Friday, May 21, 2010

Elisha Cook Jr. Film Series: Born to Kill

In an ambivalent 1911 poem, "The Female of the Species," Rudyard Kipling pens the famous line, "the female of the species is more deadly than the male."  But while in Kipling's poem it is woman who, "wedded to convictions," "may not deal in doubt or pity," and "man the coward" who has evolved to "compromise" and "concede," these distinctions become muddied in Robert Wise's 1947 film Born to Kill based on James Gunn's referentially titled novel Deadlier than the Male.  Although the allusion is not perfect, however, it remains fitting nonetheless.  In this tale of basic instinct and mutual destruction, neither sex is cast in a particularly positive light.

Elisha Cook Jr. stars as Mart, a fairly harmless grifter whose best friend Sam (Lawrence Tierney) is a magnet for serious trouble.  After brutally murdering his girlfriend and her escort in Reno, Sam takes Mart's advice and leaves town.  On the train to San Francisco he encounters Helen (Claire Trevor), a recent divorcee who proved her cool (and her moral flexibility) near the beginning of the film when she discovered the murder victims and then phoned the railway station instead of the police.

Although Helen is desperately attracted to the dangerous man, she is not so impulsive as to forsake her sensible fiancee Fred (Phillip Terry).  Instead, Helen waffles between reason and desire, sometimes trying to get rid of Sam, sometimes falling all over him while, unchecked, his uncompromising ambition and possessiveness wreak havoc on her family and friends.

As in Dillinger (Max Nosseck 1945), Tierney's stiff performance as the ruthless homme fatale is as unsympathetic as it is menacing.  But while the earlier film hinged solely on its title character, Born to Kill is more interested in the effect that Tierney's character has on those around him.  Consequently,  although Sam is so unsympathetic as to make other characters' devotion to him seem nearly implausible, the film works because the viewer can identify with the terrible, self destructive and, sadly, universal decisions Mart and Helen make on his account.

We are all plagued by basic desires for pleasurable things:  We want drugs, alcohol and unhealthy food.  Like the slimy, unprincipled private detective deliciously portrayed by Walter Slezak we want money to dress up our lives.  We want to stick by our friends and keep hold of our lovers even when we see terrible consequences looming just ahead.  And so, while we can see that Helen ought to go back to Fred and Mart ought to stay out of Sam's business, we also understand them when they don't.

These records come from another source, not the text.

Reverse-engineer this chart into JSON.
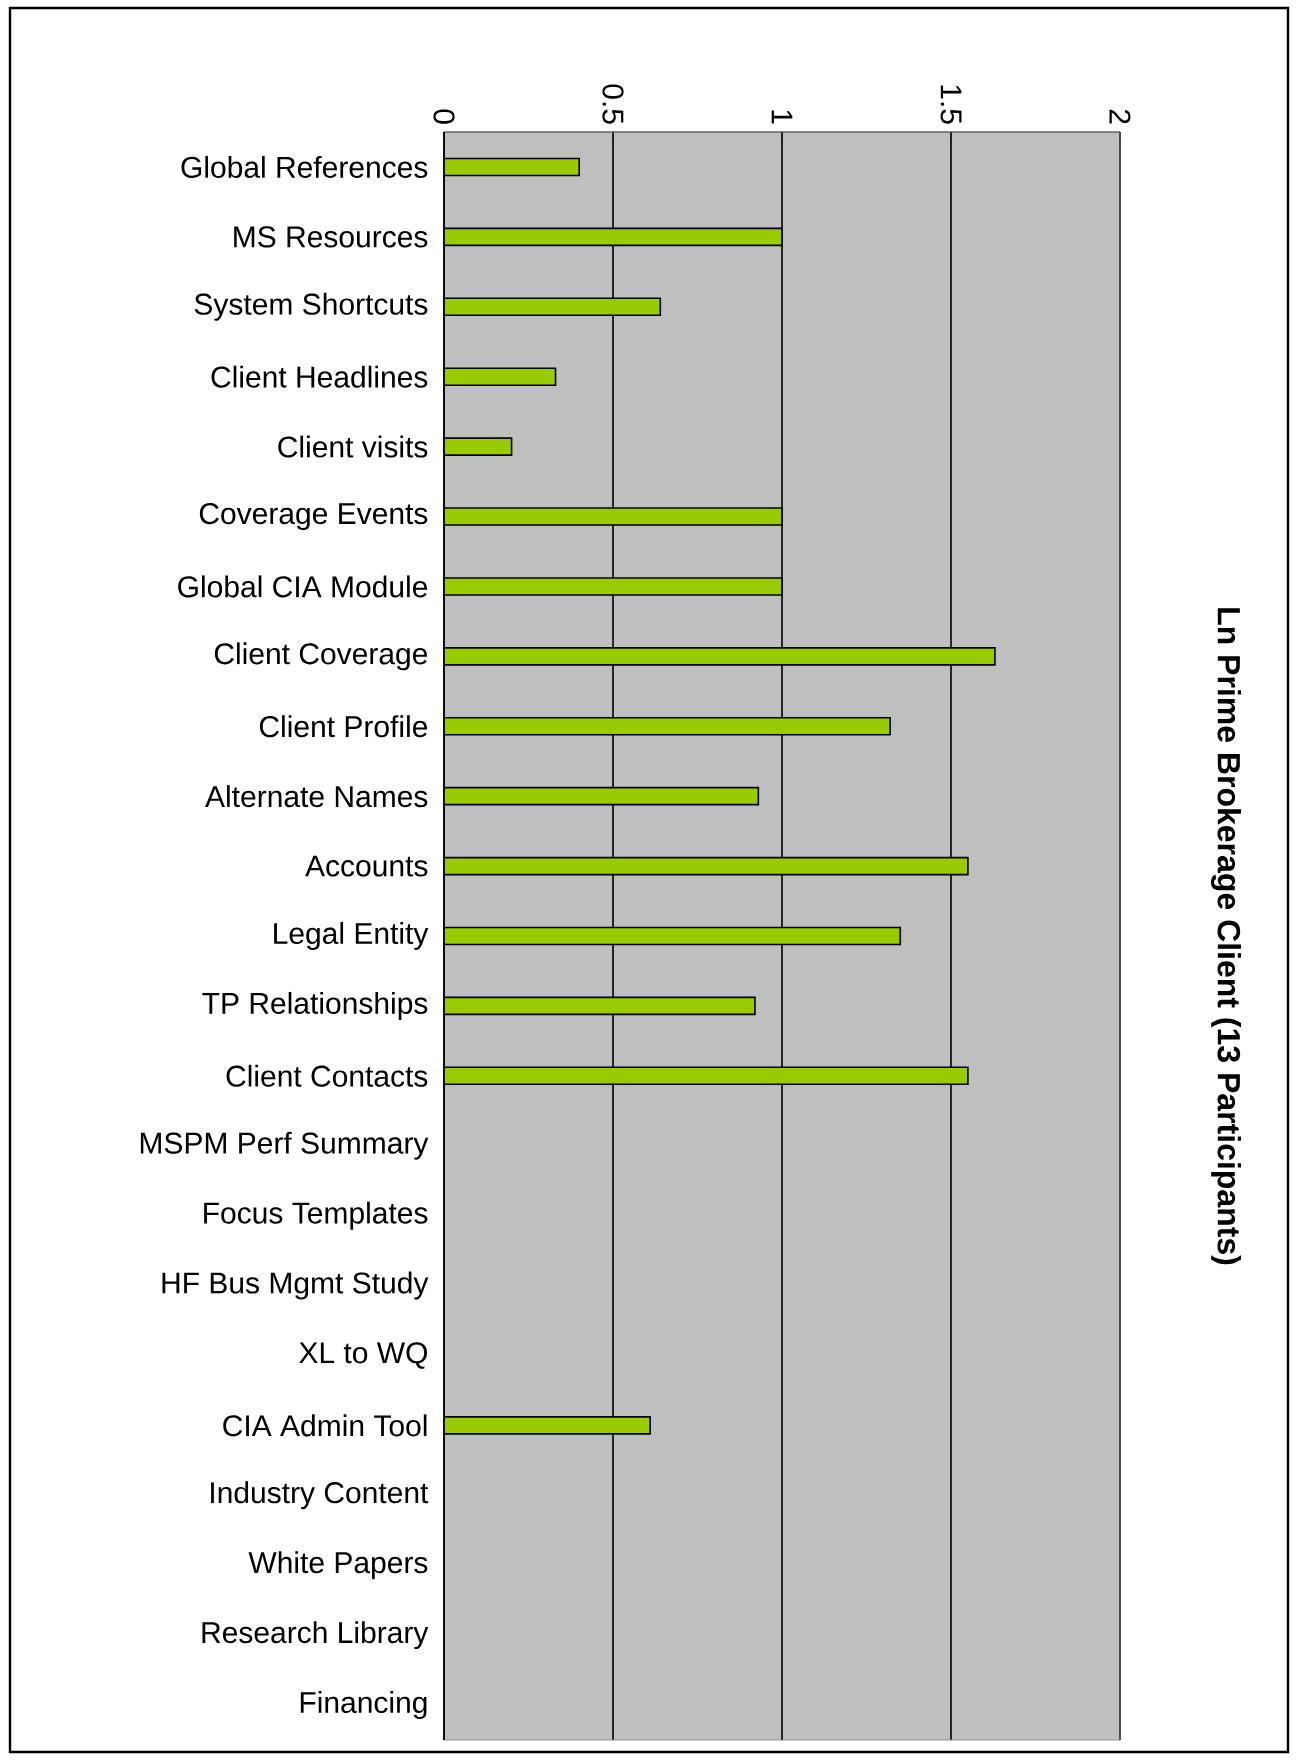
{
  "chart_data": {
    "type": "bar",
    "orientation": "horizontal",
    "title": "Ln Prime Brokerage Client (13 Participants)",
    "categories": [
      "Global References",
      "MS Resources",
      "System Shortcuts",
      "Client Headlines",
      "Client visits",
      "Coverage Events",
      "Global CIA Module",
      "Client Coverage",
      "Client Profile",
      "Alternate Names",
      "Accounts",
      "Legal Entity",
      "TP Relationships",
      "Client Contacts",
      "MSPM Perf Summary",
      "Focus Templates",
      "HF Bus Mgmt Study",
      "XL to WQ",
      "CIA Admin Tool",
      "Industry Content",
      "White Papers",
      "Research Library",
      "Financing"
    ],
    "values": [
      0.4,
      1.0,
      0.64,
      0.33,
      0.2,
      1.0,
      1.0,
      1.63,
      1.32,
      0.93,
      1.55,
      1.35,
      0.92,
      1.55,
      null,
      null,
      null,
      null,
      0.61,
      null,
      null,
      null,
      null
    ],
    "color": "#99cc00",
    "xlim": [
      0,
      2
    ],
    "xticks": [
      0,
      0.5,
      1,
      1.5,
      2
    ],
    "grid": "x"
  }
}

The main characters in the film are dominated by the Id, and their actions provide an outlet for an audience living in a world where survival generally depends on self restraint.  The passion and the violence in the film are shown as harshly - both in lighting and in content - and as explicitly as the time period would allow, and director Robert Wise allows his audience plenty of opportunity to physically identify with Sam, whose violent impulses we sometimes witness from his point of view.
But it is Mart and Helen who, through a misguided act of friendship or the reckless lack of self control, provide the viewer with a real catharsis.  Like the viewer of a Greek tragedy, Born to Kill's modern audience can experience and identify with the characters' emotions and purge these passions as we watch the characters fall.  Both the female and the male are deadly when guided by their more bestial instincts.  In the real world we try to keep our weaknesses in check to avoid being punished in kind.